Parece que el infantilismo ha alcanzado a los niños. Todavía en 1987 mi hermano, que tenía ocho años, se vio entera la serie Lorca, muerte de un poeta, de TVE; y después del último capítulo, indignado con los asesinos, escribió una redacción en que llamaba “malditas” a las balas. Si para algo está dotado un niño es para entender que hay malos. El empeño por presentarle un mundo exclusivamente dulzón es antipedagógico.
Y luego están los adultos, claro: infantilizados también. Leo el artículo que ha escrito sobre este tema Quim Monzó, el Pemán del catalanismo, y parece de un niño de seis años: el franquismo de la ley Wert y tal. Cuando el libro de Anaya lleva desde 2011 y es una excepción (y en seguida van a retirarlo). O el comentario #2 de este último enlace de Eldiaro.es, que saca su cigüeña particular: “Qué se puede esperar de una educación dirigida desde la transición por un estado confesional, nacional y católico”.
Estas dos espigas bastan para ver (con la melancolía acostumbrada) que entre los que han protestado no faltan aquellos que lo que quieren para los niños no es la verdad, sino un cuento diferente. Y contado por otro idiota.
La casualidad ha querido que hace dos semanas me pusiese otra serie de TVE, La forja de un rebelde, la adaptación de la novela autobiográfica de Arturo Barea, que he leído de paso. La serie, de 1990, es magnífica; pero el último capítulo, el dedicado a la guerra civil, deja que desear. (¿Tendrá algo que ver la asesoría histórica de Javier Tusell?). Pasa de puntillas por algo que Barea, inequívoco republicano, aborda sin tapujos: los crímenes en la zona republicana. Y se corta abruptamente, sin contar por qué Barea y su pareja, Ilsa Kulcsar, salieron de España en 1938: por la sospecha de que los comunistas (a las órdenes de Stalin) iban a por ellos.

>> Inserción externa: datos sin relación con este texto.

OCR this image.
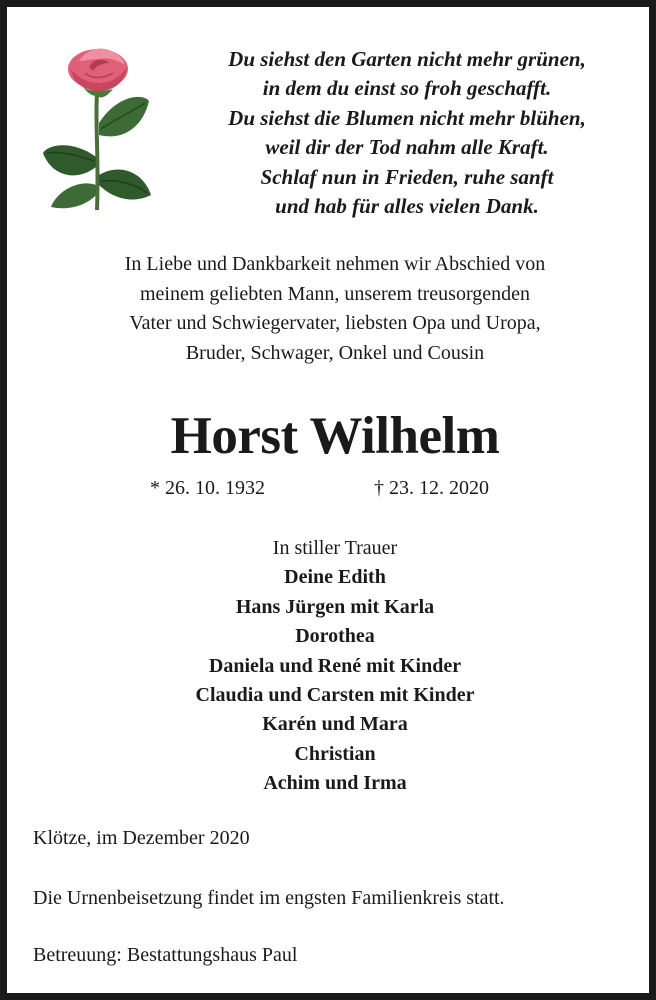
Du siehst den Garten nicht mehr grünen,
in dem du einst so froh geschafft.
Du siehst die Blumen nicht mehr blühen,
weil dir der Tod nahm alle Kraft.
Schlaf nun in Frieden, ruhe sanft
und hab für alles vielen Dank.
In Liebe und Dankbarkeit nehmen wir Abschied von
meinem geliebten Mann, unserem treusorgenden
Vater und Schwiegervater, liebsten Opa und Uropa,
Bruder, Schwager, Onkel und Cousin
Horst Wilhelm
* 26. 10. 1932	† 23. 12. 2020
In stiller Trauer
Deine Edith
Hans Jürgen mit Karla
Dorothea
Daniela und René mit Kinder
Claudia und Carsten mit Kinder
Karén und Mara
Christian
Achim und Irma
Klötze, im Dezember 2020
Die Urnenbeisetzung findet im engsten Familienkreis statt.
Betreuung: Bestattungshaus Paul
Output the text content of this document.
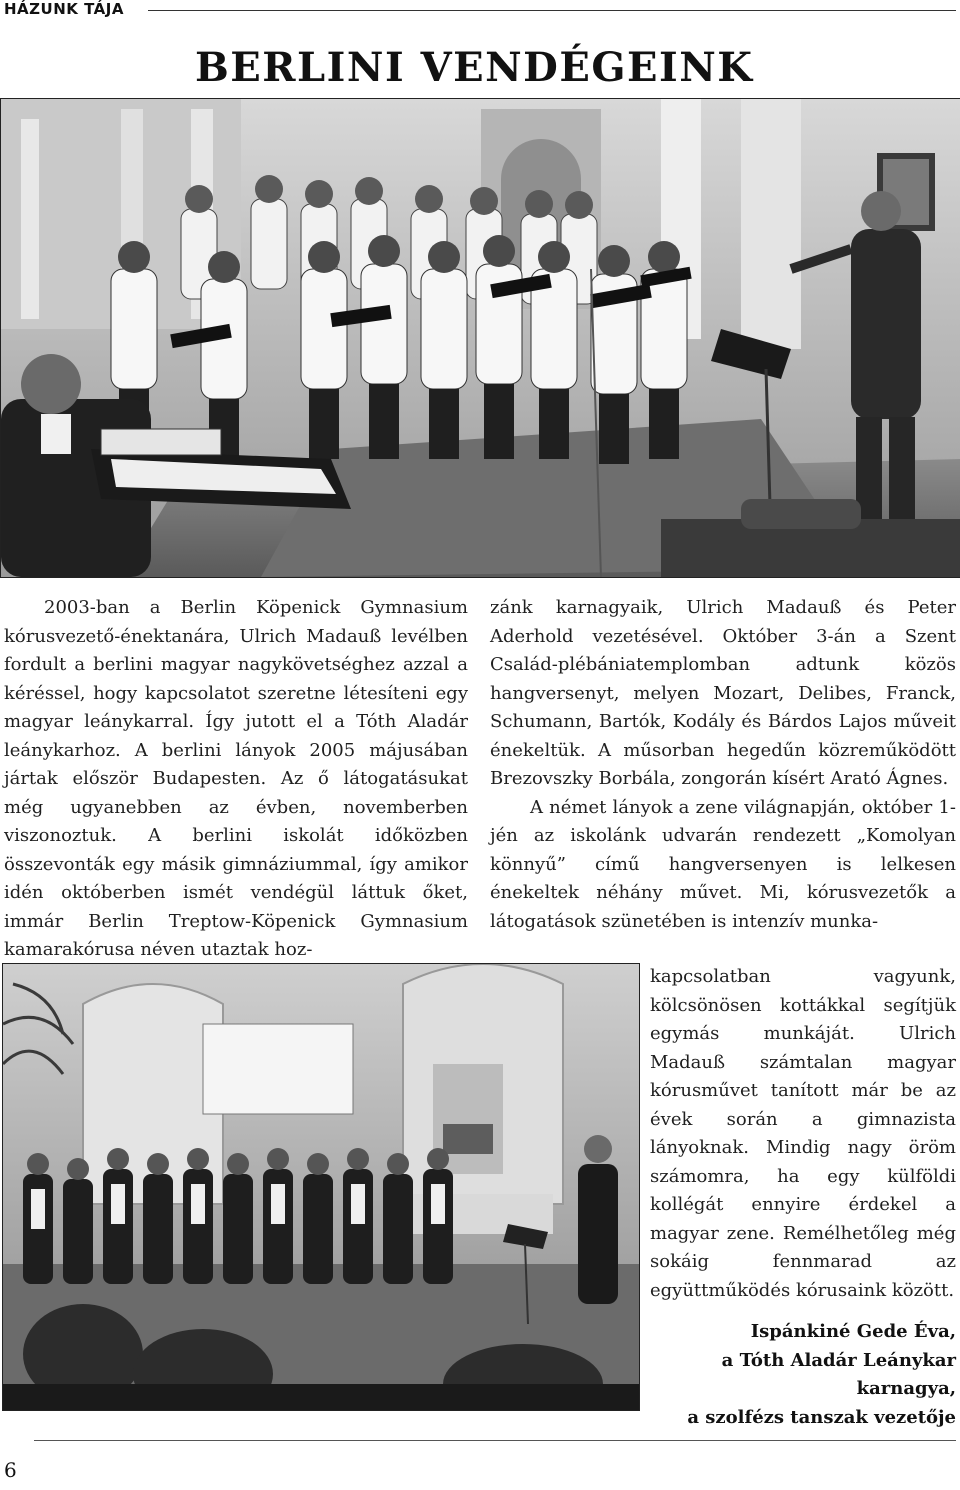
HÁZUNK TÁJA
BERLINI VENDÉGEINK

2003-ban a Berlin Köpenick Gymnasium kórusvezető-énektanára, Ulrich Madauß levélben fordult a berlini magyar nagykövetséghez azzal a kéréssel, hogy kapcsolatot szeretne létesíteni egy magyar leánykarral. Így jutott el a Tóth Aladár leánykarhoz. A berlini lányok 2005 májusában jártak először Budapesten. Az ő látogatásukat még ugyanebben az évben, novemberben viszonoztuk. A berlini iskolát időközben összevonták egy másik gimnáziummal, így amikor idén októberben ismét vendégül láttuk őket, immár Berlin Treptow-Köpenick Gymnasium kamarakórusa néven utaztak hoz-

zánk karnagyaik, Ulrich Madauß és Peter Aderhold vezetésével. Október 3-án a Szent Család-plébániatemplomban adtunk közös hangversenyt, melyen Mozart, Delibes, Franck, Schumann, Bartók, Kodály és Bárdos Lajos műveit énekeltük. A műsorban hegedűn közreműködött Brezovszky Borbála, zongorán kísért Arató Ágnes.

A német lányok a zene világnapján, október 1-jén az iskolánk udvarán rendezett „Komolyan könnyű” című hangversenyen is lelkesen énekeltek néhány művet. Mi, kórusvezetők a látogatások szünetében is intenzív munka-

kapcsolatban vagyunk, kölcsönösen kottákkal segítjük egymás munkáját. Ulrich Madauß számtalan magyar kórusművet tanított már be az évek során a gimnazista lányoknak. Mindig nagy öröm számomra, ha egy külföldi kollégát ennyire érdekel a magyar zene. Remélhetőleg még sokáig fennmarad az együttműködés kórusaink között.

Ispánkiné Gede Éva,
a Tóth Aladár Leánykar
karnagya,
a szolfézs tanszak vezetője
6
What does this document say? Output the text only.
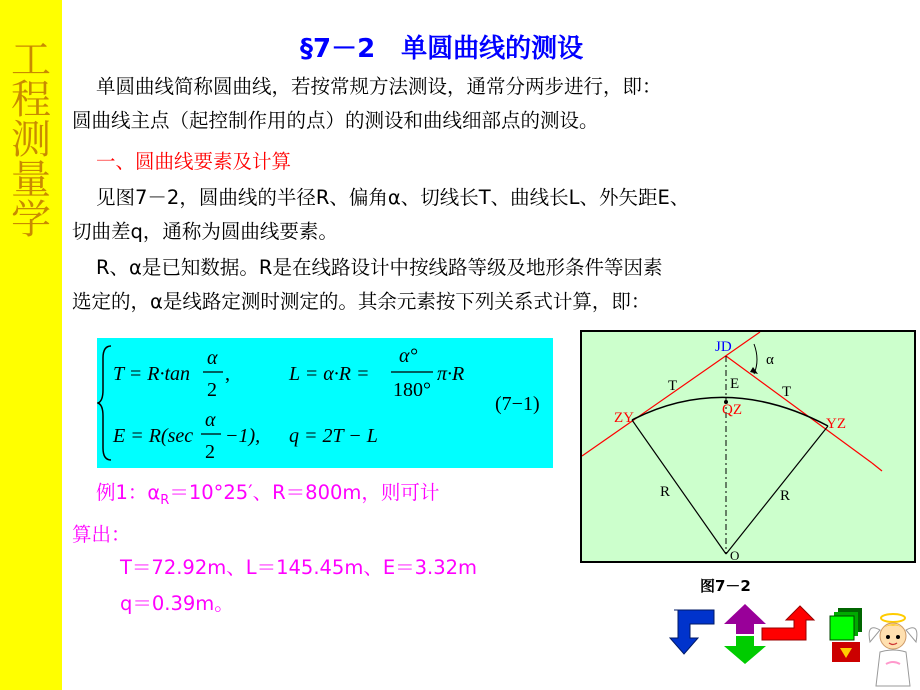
工
程
测
量
学
§7－2　单圆曲线的测设
单圆曲线简称圆曲线，若按常规方法测设，通常分两步进行，即：
圆曲线主点（起控制作用的点）的测设和曲线细部点的测设。
一、圆曲线要素及计算
见图7－2，圆曲线的半径R、偏角α、切线长T、曲线长L、外矢距E、
切曲差q，通称为圆曲线要素。
R、α是已知数据。R是在线路设计中按线路等级及地形条件等因素
选定的，α是线路定测时测定的。其余元素按下列关系式计算，即：
T = R·tan
α
2
,	L = α·R =
α°
180°
π·R
(7−1)
E = R(sec
α
2
−1), q = 2T − L
例1：$\alpha_R=10^\circ 25'$、R＝800m，则可计
算出：
T＝72.92m、L＝145.45m、E＝3.32m
q＝0.39m。
JD
α
T	T
E
QZ
ZY	YZ
R	R
O
图7－2
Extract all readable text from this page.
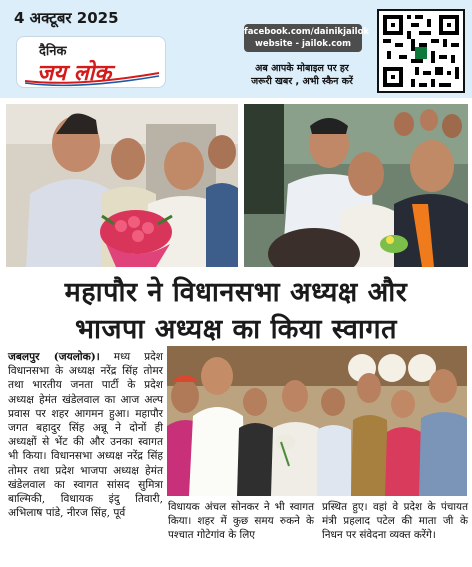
4 अक्टूबर 2025
दैनिक
जय लोक
facebook.com/dainikjailok
website - jailok.com
अब आपके मोबाइल पर हर
जरूरी खबर , अभी स्कैन करें
महापौर ने विधानसभा अध्यक्ष और
भाजपा अध्यक्ष का किया स्वागत
जबलपुर (जयलोक)। मध्य प्रदेश विधानसभा के अध्यक्ष नरेंद्र सिंह तोमर तथा भारतीय जनता पार्टी के प्रदेश अध्यक्ष हेमंत खंडेलवाल का आज अल्प प्रवास पर शहर आगमन हुआ। महापौर जगत बहादुर सिंह अन्नू ने दोनों ही अध्यक्षों से भेंट की और उनका स्वागत भी किया। विधानसभा अध्यक्ष नरेंद्र सिंह तोमर तथा प्रदेश भाजपा अध्यक्ष हेमंत खंडेलवाल का स्वागत सांसद सुमित्रा बाल्मिकी, विधायक इंदु तिवारी, अभिलाष पांडे, नीरज सिंह, पूर्व
विधायक अंचल सोनकर ने भी स्वागत किया। शहर में कुछ समय रुकने के पश्चात गोटेगांव के लिए
प्रस्थित हुए। वहां वे प्रदेश के पंचायत मंत्री प्रहलाद पटेल की माता जी के निधन पर संवेदना व्यक्त करेंगे।
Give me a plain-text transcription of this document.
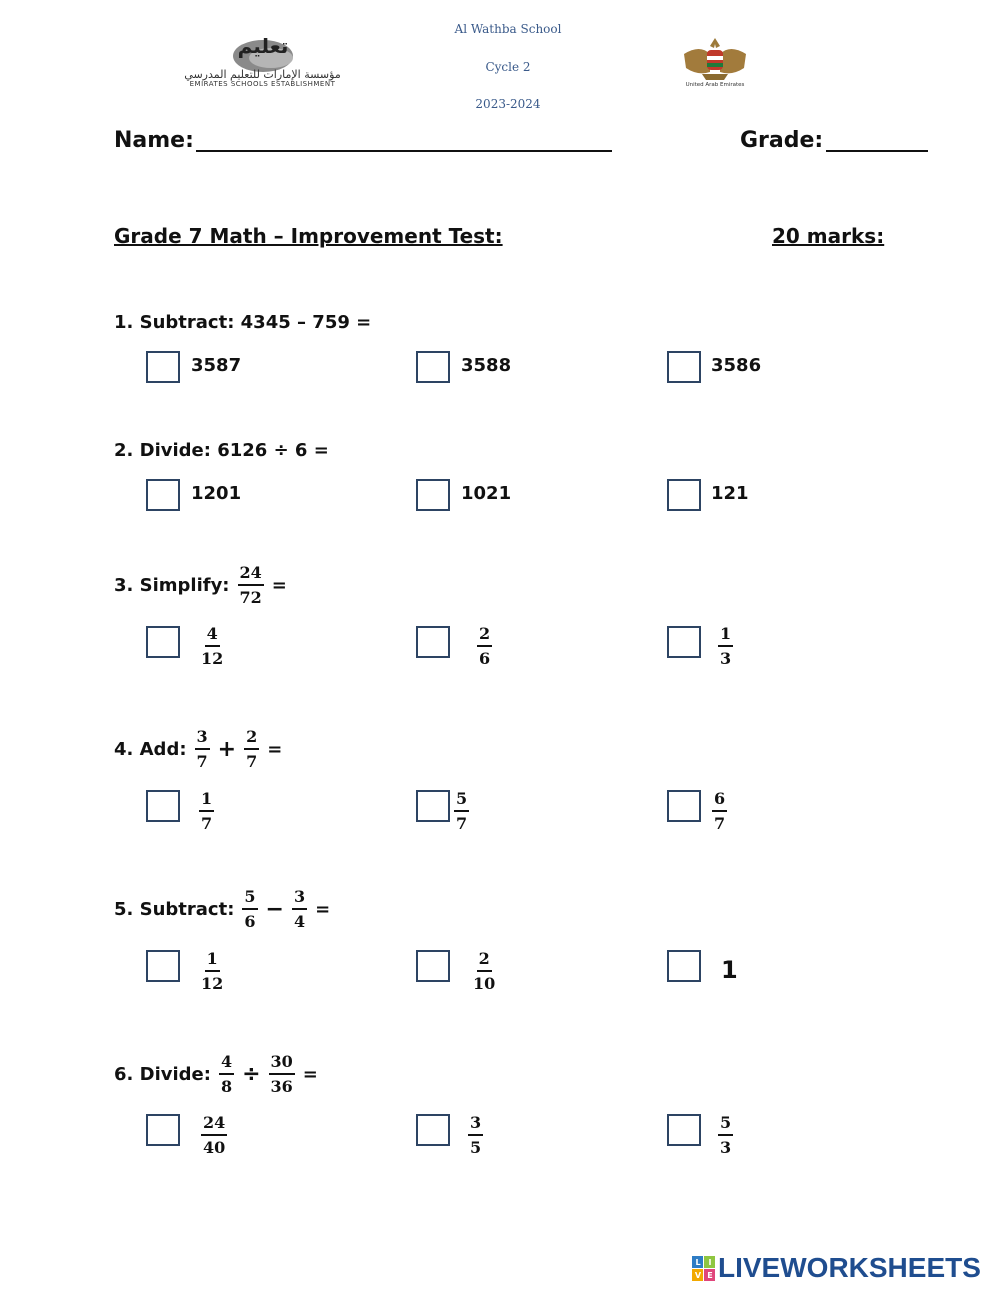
Al Wathba School
Cycle 2
2023-2024
تعليم
مؤسسة الإمارات للتعليم المدرسي
EMIRATES SCHOOLS ESTABLISHMENT	United Arab Emirates
Name:	Grade:
Grade 7 Math – Improvement Test:	20 marks:
1. Subtract: 4345 – 759 =
3587	3588	3586
2. Divide: 6126 ÷ 6 =
1201	1021	121
3. Simplify: $\frac{24}{72}$ =
$\frac{4}{12}$	$\frac{2}{6}$	$\frac{1}{3}$
4. Add: $\frac{3}{7} + \frac{2}{7}$ =
$\frac{1}{7}$	$\frac{5}{7}$	$\frac{6}{7}$
5. Subtract: $\frac{5}{6} - \frac{3}{4}$ =
$\frac{1}{12}$	$\frac{2}{10}$	1
6. Divide: $\frac{4}{8} \div \frac{30}{36}$ =
$\frac{24}{40}$	$\frac{3}{5}$	$\frac{5}{3}$
L I
V E LIVEWORKSHEETS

Por supuesto que con el franquismo hubieran tenido que exiliarse igual (o peor); y que la causa prioritaria es la sublevación fascista, y que durante la dictadura siguieron exiliados, hasta que murieron. Pero el motivo inmediato de la salida en 1938 se elude: esa es la cuestión. Y al final de la serie surgen unas palabras sobreimpresas que, en realidad, se parecen bastante (y no eran paran niños de seis años) a las del libro de Anaya: “Arturo Barea deja Madrid...”.